Since the morning after the party he had never mentioned Miss Elliston or referred to her in any way, and his silence was beginning to annoy me, and so I added:

“You are, are you not?”

“Are what?” he asked, with a comical gleam in his eye.

“Are going to be married?” I replied, and he continued:

“Yes, I believe I am, provided the lady will have me. Do you think she will?”

“Have you! Of course she will,” I said, quite vehemently, and felt my whole face burn with excitement.

“And if I do marry,” Tom added, “why should that compel you to return to your teaching, I’d like to know? Wouldn’t you still be my care?”

“No,” I answered, emphatically. “I shall just take care of myself as I did before you came from India. It will not be any harder.”

“I’m not so sure of that,” Tom answered, with a laugh, nor was I so sure of it either, and after he was gone I remember that I cried bitterly over the certainty of his marriage and the change it would bring to me.

During the next three or four weeks I did not see Tom quite as often as usual; he was very busy, he told me; occupied, I supposed, with Miss Elliston, whom I saw with him in the gardens where I was taking an airing in a Bath chair one pleasant morning in April. Mrs. Trevyllan was walking by my side, and first called my attention to them coming straight toward us, and so near that to escape by turning into a by-path was impossible.

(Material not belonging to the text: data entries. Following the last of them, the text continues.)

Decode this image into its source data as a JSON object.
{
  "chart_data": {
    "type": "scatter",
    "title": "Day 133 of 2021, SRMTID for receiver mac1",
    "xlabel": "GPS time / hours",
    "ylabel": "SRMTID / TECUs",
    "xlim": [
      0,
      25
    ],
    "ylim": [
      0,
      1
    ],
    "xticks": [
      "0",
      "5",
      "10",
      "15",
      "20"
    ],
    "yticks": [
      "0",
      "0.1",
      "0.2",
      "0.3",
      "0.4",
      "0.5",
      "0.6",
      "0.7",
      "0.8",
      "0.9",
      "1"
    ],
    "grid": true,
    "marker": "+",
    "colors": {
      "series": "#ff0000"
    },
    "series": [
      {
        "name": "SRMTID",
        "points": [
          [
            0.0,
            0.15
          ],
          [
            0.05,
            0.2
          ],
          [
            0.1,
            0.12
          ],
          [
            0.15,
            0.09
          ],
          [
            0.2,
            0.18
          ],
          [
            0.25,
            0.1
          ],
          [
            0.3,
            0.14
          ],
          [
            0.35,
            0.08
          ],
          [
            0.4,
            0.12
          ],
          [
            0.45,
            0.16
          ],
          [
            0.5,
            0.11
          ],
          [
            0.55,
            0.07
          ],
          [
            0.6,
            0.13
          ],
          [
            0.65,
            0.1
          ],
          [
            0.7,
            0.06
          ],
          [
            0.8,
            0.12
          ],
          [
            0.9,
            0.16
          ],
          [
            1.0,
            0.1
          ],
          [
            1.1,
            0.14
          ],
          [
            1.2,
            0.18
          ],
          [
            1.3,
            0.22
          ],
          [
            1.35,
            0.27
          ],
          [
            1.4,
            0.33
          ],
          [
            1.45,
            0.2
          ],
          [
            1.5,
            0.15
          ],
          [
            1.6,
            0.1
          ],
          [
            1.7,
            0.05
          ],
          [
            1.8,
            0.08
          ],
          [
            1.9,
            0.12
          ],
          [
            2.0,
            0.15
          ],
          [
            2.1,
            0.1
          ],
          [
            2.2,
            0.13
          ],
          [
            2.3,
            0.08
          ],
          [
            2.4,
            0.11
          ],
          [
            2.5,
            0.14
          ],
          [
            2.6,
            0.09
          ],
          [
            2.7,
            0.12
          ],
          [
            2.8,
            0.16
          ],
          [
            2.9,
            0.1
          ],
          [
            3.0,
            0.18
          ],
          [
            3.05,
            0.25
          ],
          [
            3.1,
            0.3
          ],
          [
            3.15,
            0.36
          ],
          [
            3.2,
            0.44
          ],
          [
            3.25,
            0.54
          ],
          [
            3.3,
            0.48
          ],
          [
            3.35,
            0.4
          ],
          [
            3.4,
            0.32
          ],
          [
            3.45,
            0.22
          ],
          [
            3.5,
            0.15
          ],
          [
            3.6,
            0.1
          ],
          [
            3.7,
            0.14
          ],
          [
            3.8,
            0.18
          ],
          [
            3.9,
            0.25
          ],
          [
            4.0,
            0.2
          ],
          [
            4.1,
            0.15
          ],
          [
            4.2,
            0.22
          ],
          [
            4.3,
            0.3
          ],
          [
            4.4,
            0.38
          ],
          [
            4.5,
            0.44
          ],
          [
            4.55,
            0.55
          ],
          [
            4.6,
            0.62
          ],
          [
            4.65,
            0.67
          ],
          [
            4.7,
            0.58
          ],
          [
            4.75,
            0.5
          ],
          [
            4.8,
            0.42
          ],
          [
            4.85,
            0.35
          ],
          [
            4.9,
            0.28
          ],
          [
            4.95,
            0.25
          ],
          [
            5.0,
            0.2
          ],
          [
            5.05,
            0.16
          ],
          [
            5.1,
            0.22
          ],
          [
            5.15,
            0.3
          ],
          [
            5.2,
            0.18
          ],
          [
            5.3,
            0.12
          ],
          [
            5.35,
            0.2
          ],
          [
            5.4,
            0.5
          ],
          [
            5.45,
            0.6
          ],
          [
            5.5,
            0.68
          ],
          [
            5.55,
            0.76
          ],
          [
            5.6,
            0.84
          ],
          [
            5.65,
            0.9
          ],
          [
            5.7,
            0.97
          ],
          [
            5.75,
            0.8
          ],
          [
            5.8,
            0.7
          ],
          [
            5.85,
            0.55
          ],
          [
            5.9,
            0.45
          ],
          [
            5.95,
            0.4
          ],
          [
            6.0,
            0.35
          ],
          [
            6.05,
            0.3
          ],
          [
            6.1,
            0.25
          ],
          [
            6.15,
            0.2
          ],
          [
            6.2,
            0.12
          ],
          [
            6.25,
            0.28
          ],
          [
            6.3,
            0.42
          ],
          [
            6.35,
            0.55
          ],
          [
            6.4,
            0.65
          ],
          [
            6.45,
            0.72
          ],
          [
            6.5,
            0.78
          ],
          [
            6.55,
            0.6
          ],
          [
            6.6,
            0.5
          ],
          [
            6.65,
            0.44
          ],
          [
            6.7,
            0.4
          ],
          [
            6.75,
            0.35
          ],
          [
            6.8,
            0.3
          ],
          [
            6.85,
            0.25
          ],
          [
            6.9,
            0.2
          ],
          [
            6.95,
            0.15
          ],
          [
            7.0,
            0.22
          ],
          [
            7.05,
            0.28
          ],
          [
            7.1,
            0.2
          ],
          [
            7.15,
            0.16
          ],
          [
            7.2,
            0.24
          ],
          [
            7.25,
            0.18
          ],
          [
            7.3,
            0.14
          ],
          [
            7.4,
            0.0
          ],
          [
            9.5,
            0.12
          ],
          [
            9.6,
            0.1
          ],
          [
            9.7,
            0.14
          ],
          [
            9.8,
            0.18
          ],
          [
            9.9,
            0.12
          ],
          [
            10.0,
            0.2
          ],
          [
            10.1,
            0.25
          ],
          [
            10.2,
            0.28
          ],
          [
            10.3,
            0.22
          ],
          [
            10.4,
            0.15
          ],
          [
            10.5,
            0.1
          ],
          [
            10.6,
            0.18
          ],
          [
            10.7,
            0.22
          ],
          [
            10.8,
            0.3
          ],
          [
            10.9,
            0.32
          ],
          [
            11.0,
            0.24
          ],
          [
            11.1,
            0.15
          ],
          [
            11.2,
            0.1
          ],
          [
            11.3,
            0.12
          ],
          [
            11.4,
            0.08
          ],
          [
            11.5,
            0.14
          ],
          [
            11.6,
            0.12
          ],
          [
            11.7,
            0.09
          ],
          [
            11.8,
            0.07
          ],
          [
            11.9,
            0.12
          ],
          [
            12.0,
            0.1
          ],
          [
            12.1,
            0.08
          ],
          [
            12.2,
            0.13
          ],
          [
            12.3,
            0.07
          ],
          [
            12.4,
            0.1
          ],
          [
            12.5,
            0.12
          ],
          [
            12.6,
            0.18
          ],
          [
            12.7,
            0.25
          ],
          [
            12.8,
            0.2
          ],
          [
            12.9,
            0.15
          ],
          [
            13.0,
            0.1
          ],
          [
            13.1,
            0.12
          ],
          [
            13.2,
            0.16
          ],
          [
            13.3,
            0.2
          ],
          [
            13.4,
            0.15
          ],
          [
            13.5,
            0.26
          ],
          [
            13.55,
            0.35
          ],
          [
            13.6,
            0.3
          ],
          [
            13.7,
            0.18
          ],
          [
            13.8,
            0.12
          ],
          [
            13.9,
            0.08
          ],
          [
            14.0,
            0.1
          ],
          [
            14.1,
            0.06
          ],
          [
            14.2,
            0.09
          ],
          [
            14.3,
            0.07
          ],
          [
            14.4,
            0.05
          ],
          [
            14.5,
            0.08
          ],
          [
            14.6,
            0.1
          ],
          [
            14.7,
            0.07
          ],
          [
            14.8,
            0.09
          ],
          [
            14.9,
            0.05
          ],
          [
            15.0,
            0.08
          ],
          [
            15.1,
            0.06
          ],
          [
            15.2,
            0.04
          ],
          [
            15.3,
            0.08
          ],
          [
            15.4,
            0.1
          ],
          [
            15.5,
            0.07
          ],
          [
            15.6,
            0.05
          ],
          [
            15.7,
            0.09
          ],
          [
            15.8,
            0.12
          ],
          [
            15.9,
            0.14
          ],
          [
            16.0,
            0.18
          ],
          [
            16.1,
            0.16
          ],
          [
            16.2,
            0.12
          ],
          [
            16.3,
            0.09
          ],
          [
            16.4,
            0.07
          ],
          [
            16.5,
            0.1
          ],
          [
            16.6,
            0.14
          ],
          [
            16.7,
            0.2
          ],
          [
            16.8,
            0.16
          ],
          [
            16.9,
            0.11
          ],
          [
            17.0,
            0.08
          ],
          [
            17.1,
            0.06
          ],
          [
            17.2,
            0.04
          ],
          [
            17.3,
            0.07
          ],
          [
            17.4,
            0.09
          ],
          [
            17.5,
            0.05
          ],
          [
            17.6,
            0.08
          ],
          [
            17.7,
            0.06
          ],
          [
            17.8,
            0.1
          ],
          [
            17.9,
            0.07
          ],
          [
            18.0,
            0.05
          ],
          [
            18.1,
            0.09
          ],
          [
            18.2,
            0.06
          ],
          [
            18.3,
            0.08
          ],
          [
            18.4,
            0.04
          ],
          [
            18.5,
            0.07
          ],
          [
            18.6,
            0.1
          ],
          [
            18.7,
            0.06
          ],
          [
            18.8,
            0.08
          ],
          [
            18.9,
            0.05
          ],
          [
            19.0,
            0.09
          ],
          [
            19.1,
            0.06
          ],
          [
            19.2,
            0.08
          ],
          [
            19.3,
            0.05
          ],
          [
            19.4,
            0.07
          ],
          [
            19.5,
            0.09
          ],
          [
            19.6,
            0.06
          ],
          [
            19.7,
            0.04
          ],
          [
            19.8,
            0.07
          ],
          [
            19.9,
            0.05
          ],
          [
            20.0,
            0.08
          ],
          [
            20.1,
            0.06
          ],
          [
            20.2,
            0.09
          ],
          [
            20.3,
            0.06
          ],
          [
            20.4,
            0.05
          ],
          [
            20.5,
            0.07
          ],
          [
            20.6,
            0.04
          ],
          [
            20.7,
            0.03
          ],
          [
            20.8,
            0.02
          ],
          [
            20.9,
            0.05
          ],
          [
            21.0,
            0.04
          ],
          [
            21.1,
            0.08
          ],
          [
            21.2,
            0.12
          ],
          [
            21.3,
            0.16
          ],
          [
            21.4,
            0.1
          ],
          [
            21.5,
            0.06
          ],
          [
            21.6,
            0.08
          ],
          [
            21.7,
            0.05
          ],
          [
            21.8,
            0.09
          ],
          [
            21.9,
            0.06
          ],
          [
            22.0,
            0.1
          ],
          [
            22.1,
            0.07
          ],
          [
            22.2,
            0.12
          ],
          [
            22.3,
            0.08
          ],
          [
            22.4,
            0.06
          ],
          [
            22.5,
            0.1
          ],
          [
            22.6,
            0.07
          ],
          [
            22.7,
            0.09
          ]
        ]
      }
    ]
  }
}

Tom saw me at the same moment, and I fancied there was a look of annoyance on his face as if the meeting were one he would have avoided. But it was too late now. We were very near each other, and wishing to spare him the necessity of recognition, if possible, I pulled my blue hood closely about my face and pretended to be very much interested in a bed of crocuses; but Tom was not inclined to pass me by, and before I quite knew what I was doing, I had been presented to Miss Elliston, and she was looking at me, and I was looking at her, and each was undoubtedly forming an opinion of the other not altogether complimentary. Mine of her was: Fine-looking, stylish, very stylish, but cold as an iceberg, selfish, smooth and deep, and if it be true that in the case of every married couple there is one who loves and one who permits it, Tom will be the one who loves, and she the passive recipient. I should as soon think of receiving a caress from an iceberg as from that calm, quiet, self-possessed woman. Poor Tom, with his warm, loving heart, and demonstrative nature! This was my opinion of Miss Elliston, while hers of me, I fancy, was something as follows: “That little dowdy, faded old maid, Mr. Gordon’s cousin! and does Lady Fairfax think I’ll ever consent to her living with me as a poor relation?”